Tandis qu’il injecte dans le cathéter E de l’heureux élu une dizaine de doses de Bonheur, de Plaisir, de Joie et d’autres sentiments positifs, il prépare déjà mentalement son « fix » du soir. Pour être mal. Pour être déprimé. Pour penser à ce qui manque dans sa vie.
Pour penser à ceux qu’il a perdus et qu’il ne doit plus jamais oublier.
17h32.
L’infirmière murmure quelques conseils de dernière minute avant de disparaître derrière une porte coulissante. Warren se retrouve seul dans la pièce de huit mètres carrés, perdue à l’intérieur de la Tour Hôpital du secteur. Il a l’habitude.
Chaque semaine, il vient se recueillir auprès d’un comateux, victime deux ans plus tôt d’un Aspirateur E particulièrement violent. L’adolescent, dix-sept ans à peine, n’a montré aucun signe d’évolution positive et semble condamné, selon les médecins, à demeurer pendant des années encore dans cet état catatonique – et Warren y compte bien.
Les infirmières et docteurs sont persuadés qu’il vient ici car il se sent responsable de l’état du garçon. Il les a laissés imaginer une histoire épique où un Contrôleur courageux a tenté de stopper un vil voleur d’émotions de s’en prendre à la victime mais a malheureusement échoué, et vient depuis chaque semaine en espérant voir l’intéressé s’éveiller enfin et le remercier. La réalité est bien différente.
Warren ne sait rien de ce type, ni de son histoire.

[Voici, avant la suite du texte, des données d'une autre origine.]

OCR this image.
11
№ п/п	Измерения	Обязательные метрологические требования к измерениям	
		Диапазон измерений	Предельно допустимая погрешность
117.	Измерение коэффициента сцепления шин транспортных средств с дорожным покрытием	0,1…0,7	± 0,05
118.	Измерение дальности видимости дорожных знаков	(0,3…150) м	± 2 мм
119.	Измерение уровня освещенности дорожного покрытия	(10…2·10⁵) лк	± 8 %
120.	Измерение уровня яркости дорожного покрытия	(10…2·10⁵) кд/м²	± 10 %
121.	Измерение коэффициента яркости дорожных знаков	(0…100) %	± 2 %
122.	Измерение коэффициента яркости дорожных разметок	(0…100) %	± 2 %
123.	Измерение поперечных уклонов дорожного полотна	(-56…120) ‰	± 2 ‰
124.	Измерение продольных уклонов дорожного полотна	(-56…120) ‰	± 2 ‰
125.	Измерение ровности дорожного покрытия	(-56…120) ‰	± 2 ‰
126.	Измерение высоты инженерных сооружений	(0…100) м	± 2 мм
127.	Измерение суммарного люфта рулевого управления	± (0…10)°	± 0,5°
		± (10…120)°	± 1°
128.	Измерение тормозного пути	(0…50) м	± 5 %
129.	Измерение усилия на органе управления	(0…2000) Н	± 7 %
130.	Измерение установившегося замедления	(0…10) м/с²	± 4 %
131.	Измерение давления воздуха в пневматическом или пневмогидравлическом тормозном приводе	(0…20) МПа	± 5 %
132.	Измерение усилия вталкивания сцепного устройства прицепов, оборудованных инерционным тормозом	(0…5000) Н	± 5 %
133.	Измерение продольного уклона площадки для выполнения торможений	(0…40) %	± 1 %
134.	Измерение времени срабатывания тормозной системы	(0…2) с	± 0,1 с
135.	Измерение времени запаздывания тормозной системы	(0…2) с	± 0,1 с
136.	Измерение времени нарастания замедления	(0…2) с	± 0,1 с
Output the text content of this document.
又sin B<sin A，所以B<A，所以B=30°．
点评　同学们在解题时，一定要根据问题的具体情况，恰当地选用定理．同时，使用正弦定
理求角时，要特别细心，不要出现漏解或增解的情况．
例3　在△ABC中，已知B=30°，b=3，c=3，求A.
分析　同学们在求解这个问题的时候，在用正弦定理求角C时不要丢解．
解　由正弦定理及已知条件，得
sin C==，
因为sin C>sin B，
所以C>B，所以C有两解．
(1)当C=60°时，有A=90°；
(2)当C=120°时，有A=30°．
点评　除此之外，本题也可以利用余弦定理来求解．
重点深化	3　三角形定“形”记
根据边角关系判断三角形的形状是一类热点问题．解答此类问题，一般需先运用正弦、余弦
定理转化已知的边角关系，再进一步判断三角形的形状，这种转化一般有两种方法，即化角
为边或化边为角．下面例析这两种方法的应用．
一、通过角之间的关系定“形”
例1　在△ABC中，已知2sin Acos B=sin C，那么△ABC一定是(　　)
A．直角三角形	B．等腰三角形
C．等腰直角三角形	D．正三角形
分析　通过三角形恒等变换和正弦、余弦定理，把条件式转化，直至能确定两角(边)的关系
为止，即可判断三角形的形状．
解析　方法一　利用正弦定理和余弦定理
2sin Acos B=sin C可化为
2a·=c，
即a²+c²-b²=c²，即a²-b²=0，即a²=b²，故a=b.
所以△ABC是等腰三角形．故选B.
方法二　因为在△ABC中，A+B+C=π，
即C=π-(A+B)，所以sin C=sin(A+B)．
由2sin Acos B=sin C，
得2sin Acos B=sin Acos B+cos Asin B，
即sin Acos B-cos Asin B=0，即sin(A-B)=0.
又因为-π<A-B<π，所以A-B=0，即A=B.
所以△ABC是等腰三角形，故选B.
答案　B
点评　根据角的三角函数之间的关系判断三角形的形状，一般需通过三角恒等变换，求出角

En intervention à cet étage quelques mois plus tôt, pour donner quelques doses E positives à un employé zélé et apprécié, il a repéré cette chambre silencieuse et abandonnée, et surtout ce patient.
Celui-ci se remet trop lentement pour que les appareils, les capteurs E rudimentaires de la Tour Hôpital, puissent détecter une évolution positive importante, mais sa combinaison de Contrôleur est plus avancée – et lui permet depuis deux ans de voir que l’adolescent retrouve peu à peu des émotions. Qu’il vole chaque fois qu’il vient le voir.
Evidemment, Warren ne cible que les émotions négatives : Dépression, Tristesse, Douleur, etc. En un sens, il lui rend service en le débarrassant des « mauvais » sentiments, mais il sait très bien qu’en aspirant avec son arme de Contrôleur ces émotions et en les stockant dans des doses vides qu’il garde pour lui, il empêche un réveil rapide du comateux.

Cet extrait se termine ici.